アタシは遠慮したけど、ジュミたちは2つ返事で食べ始め、そのうまさに無言になって食べ始めたわ。


「そんなになのっ!?そんなにうまいの?」


アタシの質問にも答えず、ただひたすらに食べていて、アタシも仕方なく目の前の黄色い塊を食べたわ。
口の中でとろけるその物体は、この世のモノとは思えないうまさで、気づいたらみんなと同じ感じだった。


「カレルさん、どうでしたか?」
「お美味かった・・・これがあいつの料理なのねジューネさん」
「そうです、カレルさんが食べたのは、宴会でもあったオムレツですが、品質が全然違くて、アオ君の思いが籠っています」


気持ちが籠っているだけでこんなに?っと、アタシは品質だろうと指摘したわ。
でもね、食べて見て何かが違うのも分かっていて、それがジューネさんの言う気持ちなんだろうと感じたのよ。

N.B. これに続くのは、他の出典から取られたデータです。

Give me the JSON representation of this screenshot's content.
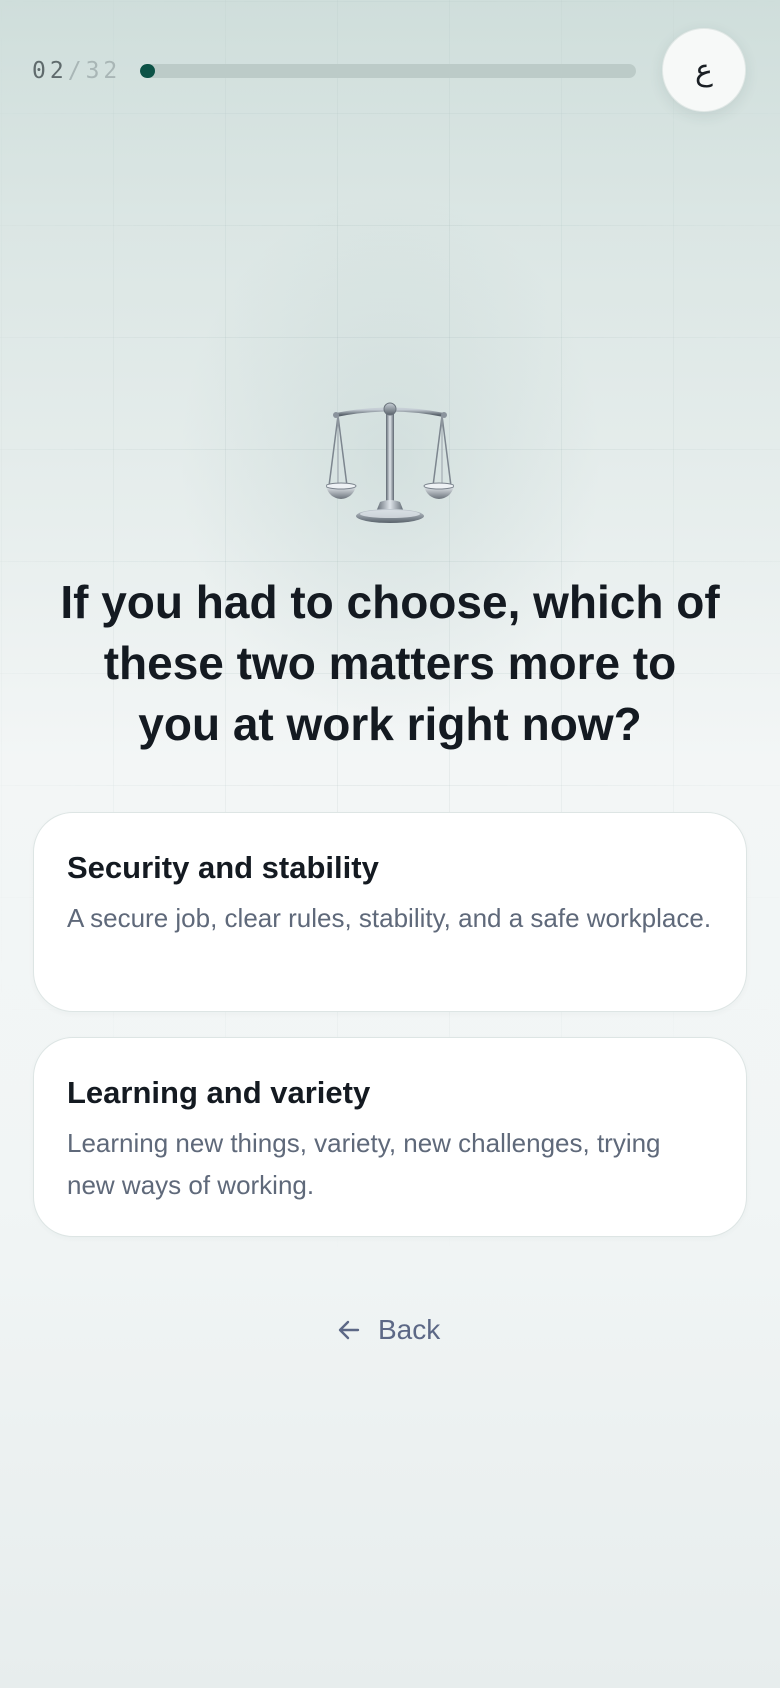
{
  "progress": {
    "current": "02",
    "separator": "/",
    "total": "32",
    "fraction": 0.03
  },
  "language_button": {
    "label": "ع"
  },
  "icon": "balance-scale-icon",
  "question": {
    "text": "If you had to choose, which of these two matters more to you at work right now?"
  },
  "options": [
    {
      "title": "Security and stability",
      "description": "A secure job, clear rules, stability, and a safe workplace."
    },
    {
      "title": "Learning and variety",
      "description": "Learning new things, variety, new challenges, trying new ways of working."
    }
  ],
  "back": {
    "label": "Back"
  },
  "colors": {
    "accent": "#0c5246",
    "track": "#bccbc8",
    "title_text": "#141a21",
    "muted_text": "#5f697a",
    "back_text": "#5c6886"
  }
}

「皆さんを思ってくれるアオ君が、皆さんを傷つける訳ありません」


これでもダメですか?っと、ジューネさんの視線が腰の剣に向いたんだ。
いつでも抜ける様に持っていたから、まずは外して置く事から始めようと、アタシは決心したのよ。


「リーダー」
「良いの?」
「この料理分だけ譲歩するのよ」


あの優しい気持ち(味)は、アタシにそこまでをさせた。
これで襲われ、命を落としても本望とまで思ってしまう程だったけど、そこは言わずに次の料理に手を付けたの。


「このオムレツ、中に穀物が入ってるけど・・・赤くて平気なのかしら?」
「それはオムライスと言う、オムレツとは違う料理で・・・実はその二つ、卵が使われてます」
「「「「「卵っ!?」」」」」


卵と宣言され、アタシたちは料理を凝視してしまったわ。
卵とは、貴族や王族しか食せない超が付くほどの高級品で、こんな量を使うなんて信じられなかったの。


「どうですか?信頼されてるでしょ」
「「「「「た、確かに」」」」」
「ふふふ、だから心配ないんですよ」


ジューネさんがスプーンを持って一口食べ、その美味しさにウットリしていたけど、宴会でも出していた事を思い出し、胸の奥から何か暖かなモノが溢れて来たの。
どうしてそこまでしてくれるのか、聞かずにはいられなかったわね。


「それはですね、ワタシを守る護衛だからです」
「そんなの、仕事なんだから当然じゃない」
「でも、裏切ったりする冒険者はいるでしょ?アオ君はそこを心配してくれたんです」


思いやりのある子供で、アタシ達が思っている様は男ではないと、最後に一喝されてしまった。
アタシたちの心は、あの素晴らしい料理を食べてから変わっていて、もう警戒する気持ちは無くなっていたのよ。